Having not experienced a long stretch of days at sea without a young child, I can’t really say how much we would have liked or disliked this itinerary under different circumstances. I suspect it would have been somewhat better, as we’d at least have had much more time to relax alone and together. But, I can’t say we’d have loved it. Overall, this was a good experience to have had in this context since at least the journey had a purpose (i.e., days at sea were needed to get to/from Antarctica). However, it will cause us to reexamine subsequent itineraries, specifically looking to minimize (or at least better distribute) days at sea. We’ll likely also reconsider some of our longer-term plans, such as doing an around the world cruise (which could be miserable?!?).


While it’s not over, I think the trip’s been successful in meeting our goals and objectives—ticking the boxes for South America and Antarctica, as well as adding a few countries. Argentina’s been a pleasant surprise. I’m not sure that we’ll rush back (as we have other places to go), but I think we’d both be predisposed to returning. Ditto for the Falkands. Antarctica is more complex: part of me is predisposed to never returning (the Drake Passage, again? Bah!), but another (perhaps growing) part finds it a more compelling prospect now than ever (though likely on a ‘proper’ expedition). In any case, a return to Antarctica is off the list until after completing the current travel project.

As for Celebrity, though this review may seem critical (which by definition it must be), we’re generally not picky people. Overall, it’s been an okay experience—a sort of weak mix of Holland America and Royal Caribbean. I wouldn’t go out of my way or pay a premium relative to others to sail aboard the line again. But, I’m not going to swear them off either. Like every other cruise line, Celebrity has its positives and negatives—though it seems remarkably devoid of highs or lows across the board.

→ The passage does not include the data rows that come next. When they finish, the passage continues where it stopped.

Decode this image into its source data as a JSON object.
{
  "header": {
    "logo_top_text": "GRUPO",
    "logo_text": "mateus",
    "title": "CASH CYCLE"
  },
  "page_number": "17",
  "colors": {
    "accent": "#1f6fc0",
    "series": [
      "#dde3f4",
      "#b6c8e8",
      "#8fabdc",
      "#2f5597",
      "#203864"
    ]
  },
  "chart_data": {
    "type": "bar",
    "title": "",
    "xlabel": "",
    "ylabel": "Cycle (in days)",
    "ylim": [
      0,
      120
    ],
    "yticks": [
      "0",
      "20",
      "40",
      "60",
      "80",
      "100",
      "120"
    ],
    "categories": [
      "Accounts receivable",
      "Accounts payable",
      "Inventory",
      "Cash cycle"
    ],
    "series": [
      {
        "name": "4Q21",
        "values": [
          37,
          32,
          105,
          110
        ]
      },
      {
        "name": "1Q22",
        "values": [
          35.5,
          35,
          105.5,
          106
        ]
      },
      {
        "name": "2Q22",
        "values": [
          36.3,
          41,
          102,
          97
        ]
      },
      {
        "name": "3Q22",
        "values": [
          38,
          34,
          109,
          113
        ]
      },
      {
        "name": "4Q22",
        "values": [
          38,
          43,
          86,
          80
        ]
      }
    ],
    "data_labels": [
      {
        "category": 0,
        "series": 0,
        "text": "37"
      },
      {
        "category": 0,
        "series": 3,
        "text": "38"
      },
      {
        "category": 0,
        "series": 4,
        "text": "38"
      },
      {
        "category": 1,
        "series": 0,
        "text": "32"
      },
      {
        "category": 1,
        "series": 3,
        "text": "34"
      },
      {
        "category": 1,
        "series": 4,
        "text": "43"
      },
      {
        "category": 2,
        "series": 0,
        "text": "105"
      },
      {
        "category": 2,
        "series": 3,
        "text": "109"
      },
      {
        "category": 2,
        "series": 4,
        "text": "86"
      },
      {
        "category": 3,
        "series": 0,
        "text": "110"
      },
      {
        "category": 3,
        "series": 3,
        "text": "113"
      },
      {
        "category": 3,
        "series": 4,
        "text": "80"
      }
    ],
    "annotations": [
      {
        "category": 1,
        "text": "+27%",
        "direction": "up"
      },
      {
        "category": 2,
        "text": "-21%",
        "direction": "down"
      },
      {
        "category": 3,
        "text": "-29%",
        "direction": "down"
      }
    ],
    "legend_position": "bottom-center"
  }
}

As such, we don’t think X marks the spot for the top of the ‘near luxury’ or ‘premium’ cruise line market. In that segment, we enjoy HAL far more. And, based on this single cruise, I can’t say that I’d rather sail on Celebrity over either Royal Caribbean (its ‘mass market’ parent) or NCL (which, ironically, has been the source of my two favorite cruises, despite that line’s obvious limitations).

One Response to “Cruise Day #13 – At Sea”

  1. Denise Dickerhoof says:

    Paul & Libby – we met at Dick’s birthday/retirement party. I sat to the right of you, Libby, and am a fellow lover of travel. Have so enjoyed your posts on this trip! I’m sorry you didn’t get to see more of Antarctica, especially after enduring the Drake Passage! I’ve done that myself, and it is rough. Just wanted to let you know that if you ever decide to do a return trip, they now have trips that allow you to fly to the coast and start there, thus avoiding the passage. I plan to do that when I return with my husband (he has never been). Don’t ever want to see the Drake again if I can help it! Anyway – keep posting… I enjoy traveling vicariously through you!